René Girard a identifié cette idéologie néo-totalitaire, il y a une vingtaine d’années. Pour lui, nous vivons dans une sorte d’hérésie chrétienne, qui transforme la miséricorde et la compassion en une culture de la victime. Ce sont les célèbres « vertus chrétiennes devenues folles » dont parle Chesterton, et c’est ce qui rend la résistance difficile pour les chrétiens : ce totalitarisme doux nous dit que nous devons faire preuve de compassion vis-a-vis de ceux qui souffrent. Et les chrétiens sont profondément d’accord avec cette idée ! D’abord, le totalitarisme du progrès nous dit qu’il va nous délivrer de la souffrance, que si nous sommes « traumatisés »,  « oppressés », il fera taire tout ce qui nous fait souffrir (comme les propos considérés comme « homophobes » ou « racistes »). Et puis dans un second temps, vous avez peur de perdre votre emploi ou d’être voué aux gémonies, exclu du jeu social, si vous ne participez pas de cette « douceur » collective. C’est là que les chrétiens entrent en résistance. D’accord avec l’idée, ils n’acceptent pas forcément la manière de l’appliquer.

Vous montrez dans votre livre comment les dissidents soviétiques des années Brejnev peuvent devenir des modèles pour nous ?

Je suis allé en ex-URSS, pour parler : ces chrétiens qui sont restés debout face au communisme. La première chose qu’ils m’ont dite ? Ne croyez pas que tous les chrétiens ont eu la même attitude face au totalitarisme. La majorité des chrétiens soviétiques se sont soumis à l’autorité du Parti. Quant à ceux qui ont résisté, ils ont commencé par cultiver des solidarités entre eux, par former des petits groupes, pour être surs de n’être pas fous et de ne pas être seuls à croire en ce dans quoi ils croyaient. Ils s’encourageaient mutuellement. Voila le bel exemple qu’ils nous donnent. J’ai entendu le témoignage d’un homme qui, au début des années 1970, était athée et démoralisé par la dictature. Il a entendu parler d’un groupe de prière à Moscou, s’y est rendu, s’est senti extrêmement inspiré par leur exemple. Ces gens savaient qu’ils étaient surveillés en continu par le KGB, mais ils continuaient à prier et à pratiquer leur religion. Il les rejoints. Il a fini en prison, comme le reste de son groupe de prière, mais il a préféré cette solidarité carcérale à l’isolement et à l’aliénation que produisait le régime soviétique.

L’autre chose qui peut nous inspirer dans leur comportement, c’est leur manière de s’enraciner profondément dans leur pratique de la foi mais aussi dans leur mémoire culturelle, dans les traditions, dans ce qu’on a en commun, au fond dans ce qui nous dit qui nous sommes.
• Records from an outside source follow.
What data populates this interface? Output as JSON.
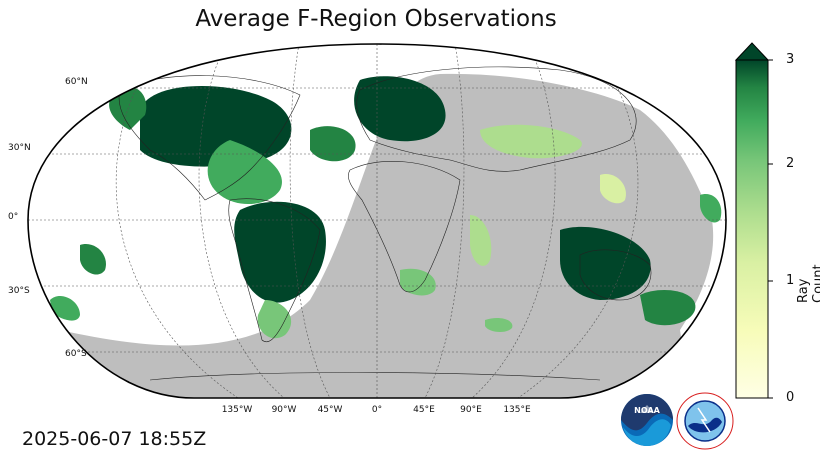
{
  "title": "Average F-Region Observations",
  "timestamp": "2025-06-07 18:55Z",
  "map": {
    "projection": "robinson",
    "central_longitude": 0,
    "colormap": "YlGn",
    "night_shading_color": "#bebebe",
    "latitude_labels": [
      "60°N",
      "30°N",
      "0°",
      "30°S",
      "60°S"
    ],
    "longitude_labels": [
      "135°W",
      "90°W",
      "45°W",
      "0°",
      "45°E",
      "90°E",
      "135°E"
    ]
  },
  "colorbar": {
    "label": "Ray Count Per Voxel",
    "min": 0,
    "max": 3,
    "extend": "max",
    "ticks": [
      "0",
      "1",
      "2",
      "3"
    ],
    "color_low": "#ffffe5",
    "color_high": "#004529"
  },
  "logos": {
    "noaa": "NOAA",
    "nws": "NATIONAL WEATHER SERVICE"
  }
}
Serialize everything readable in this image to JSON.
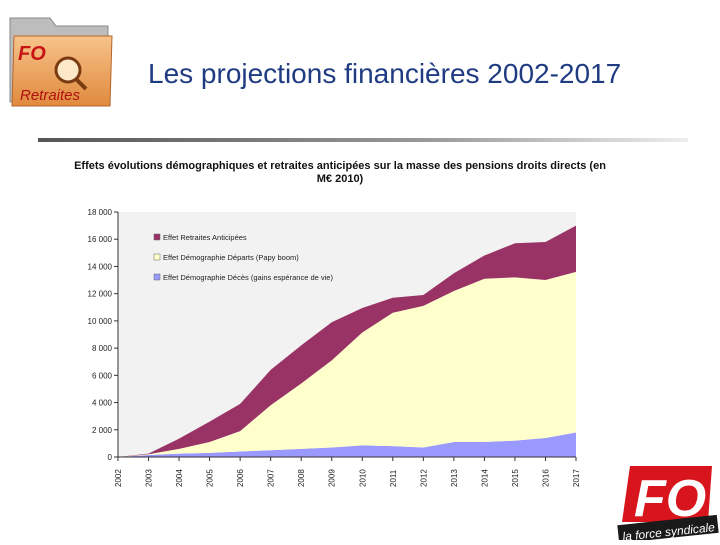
{
  "slide": {
    "title": "Les projections financières 2002-2017"
  },
  "logo_folder": {
    "fo_text": "FO",
    "label": "Retraites"
  },
  "logo_fo": {
    "text": "FO",
    "tagline": "la force syndicale"
  },
  "chart_data": {
    "type": "area",
    "stacked": true,
    "title": "Effets évolutions démographiques et retraites anticipées sur la masse des pensions droits directs (en M€ 2010)",
    "x": [
      "2002",
      "2003",
      "2004",
      "2005",
      "2006",
      "2007",
      "2008",
      "2009",
      "2010",
      "2011",
      "2012",
      "2013",
      "2014",
      "2015",
      "2016",
      "2017"
    ],
    "ylim": [
      0,
      18000
    ],
    "yticks": [
      0,
      2000,
      4000,
      6000,
      8000,
      10000,
      12000,
      14000,
      16000,
      18000
    ],
    "ytick_labels": [
      "0",
      "2 000",
      "4 000",
      "6 000",
      "8 000",
      "10 000",
      "12 000",
      "14 000",
      "16 000",
      "18 000"
    ],
    "grid": false,
    "legend_position": "top-left",
    "series": [
      {
        "name": "Effet Démographie Décès (gains espérance de vie)",
        "color": "#9999ff",
        "values": [
          0,
          150,
          250,
          300,
          400,
          500,
          600,
          700,
          850,
          800,
          700,
          1100,
          1100,
          1200,
          1400,
          1800
        ]
      },
      {
        "name": "Effet Démographie Départs (Papy boom)",
        "color": "#ffffcc",
        "values": [
          0,
          50,
          350,
          800,
          1500,
          3300,
          4800,
          6400,
          8300,
          9800,
          10400,
          11100,
          12000,
          12000,
          11600,
          11800
        ]
      },
      {
        "name": "Effet Retraites Anticipées",
        "color": "#993366",
        "values": [
          0,
          50,
          750,
          1500,
          2000,
          2600,
          2800,
          2800,
          1800,
          1100,
          800,
          1300,
          1700,
          2500,
          2800,
          3400
        ]
      }
    ]
  },
  "colors": {
    "title": "#1f3b82",
    "plot_bg": "#f2f2f2",
    "fo_red": "#d8151c"
  },
  "icons": [
    "folder-icon",
    "magnifier-icon"
  ]
}
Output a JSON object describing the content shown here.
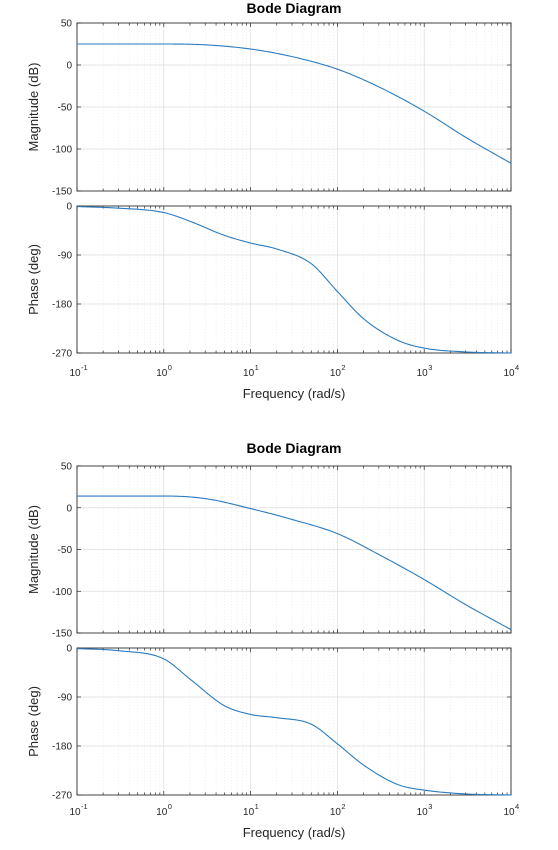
{
  "chart_data": [
    {
      "type": "line",
      "title": "Bode Diagram",
      "xlabel": "Frequency  (rad/s)",
      "xscale": "log",
      "xlim": [
        0.1,
        10000
      ],
      "x_tick_labels": [
        "10",
        "10",
        "10",
        "10",
        "10",
        "10"
      ],
      "x_tick_exponents": [
        "-1",
        "0",
        "1",
        "2",
        "3",
        "4"
      ],
      "grid": true,
      "magnitude": {
        "ylabel": "Magnitude (dB)",
        "ylim": [
          -150,
          50
        ],
        "yticks": [
          "50",
          "0",
          "-50",
          "-100",
          "-150"
        ],
        "x": [
          0.1,
          1,
          3,
          10,
          30,
          100,
          300,
          1000,
          3000,
          10000
        ],
        "y": [
          25,
          25,
          24,
          19,
          10,
          -5,
          -26,
          -55,
          -86,
          -117
        ]
      },
      "phase": {
        "ylabel": "Phase (deg)",
        "ylim": [
          -270,
          0
        ],
        "yticks": [
          "0",
          "-90",
          "-180",
          "-270"
        ],
        "x": [
          0.1,
          0.3,
          1,
          2,
          5,
          10,
          20,
          50,
          100,
          200,
          500,
          1000,
          3000,
          10000
        ],
        "y": [
          -1,
          -4,
          -12,
          -28,
          -54,
          -68,
          -79,
          -106,
          -157,
          -207,
          -247,
          -261,
          -268,
          -270
        ]
      }
    },
    {
      "type": "line",
      "title": "Bode Diagram",
      "xlabel": "Frequency  (rad/s)",
      "xscale": "log",
      "xlim": [
        0.1,
        10000
      ],
      "x_tick_labels": [
        "10",
        "10",
        "10",
        "10",
        "10",
        "10"
      ],
      "x_tick_exponents": [
        "-1",
        "0",
        "1",
        "2",
        "3",
        "4"
      ],
      "grid": true,
      "magnitude": {
        "ylabel": "Magnitude (dB)",
        "ylim": [
          -150,
          50
        ],
        "yticks": [
          "50",
          "0",
          "-50",
          "-100",
          "-150"
        ],
        "x": [
          0.1,
          1,
          3,
          10,
          30,
          100,
          300,
          1000,
          3000,
          10000
        ],
        "y": [
          14,
          14,
          11,
          -1,
          -14,
          -31,
          -56,
          -86,
          -116,
          -146
        ]
      },
      "phase": {
        "ylabel": "Phase (deg)",
        "ylim": [
          -270,
          0
        ],
        "yticks": [
          "0",
          "-90",
          "-180",
          "-270"
        ],
        "x": [
          0.1,
          0.3,
          1,
          2,
          5,
          10,
          20,
          50,
          100,
          200,
          500,
          1000,
          3000,
          10000
        ],
        "y": [
          -1,
          -5,
          -20,
          -57,
          -106,
          -122,
          -128,
          -140,
          -176,
          -215,
          -251,
          -261,
          -268,
          -270
        ]
      }
    }
  ]
}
Les totalitarismes cherchent à détruire nos racines, et le travail des dissidents est de réunir les gens pour mener des ateliers ou des conversations sur l’art et la littérature, et toutes ces choses qui leur ont donné une identité, que les communistes essayaient d’effacer.

Vous en appelez a l’art et à la littérature. Vous n’allez pas me dire qu’il suffit de se rappeler les poèmes ou les romans qui font notre culture ?

Vous avez raison, un rappel scolaire, cela ne suffit pas. Une des choses que ces dissidents ont acceptées et que nous allons devoir accepter, c’est la souffrance qui découle nécessairement de la volonté de se dresser pour la vérité. Si vous voulez servir Dieu, alors il faut se faire à l’idée de souffrir : tous les chrétiens de toutes les époques ont gardé cette idée en tête : nous sommes appelés au martyre. Mais dans l’ère moderne, nous, chrétiens, sommes devenus trop mous au contact du consumérisme. C’est comme ça que le totalitarisme nous asservit, en nous rappelant que nous avons peur de souffrir. Les dissidents soviétiques le disent sans cesse : « Pour vous opposer au pouvoir en place, il faut accepter de souffrir, même si vous devez tout perdre, c’est le seul moyen de vivre en vérité. Vous avez peur ? Alors ils ont déjà gagné ».

Photo : Le 5 décembre 1931, la cathédrale du Christ Saint-Sauveur est rasée pour édifier le Palais des Soviets. S’ouvre pour les chrétiens russes, la vie de dissidence pour certains et de soumission pour les autres, sous un Clergé entièrement controlé par le pouvoir civil.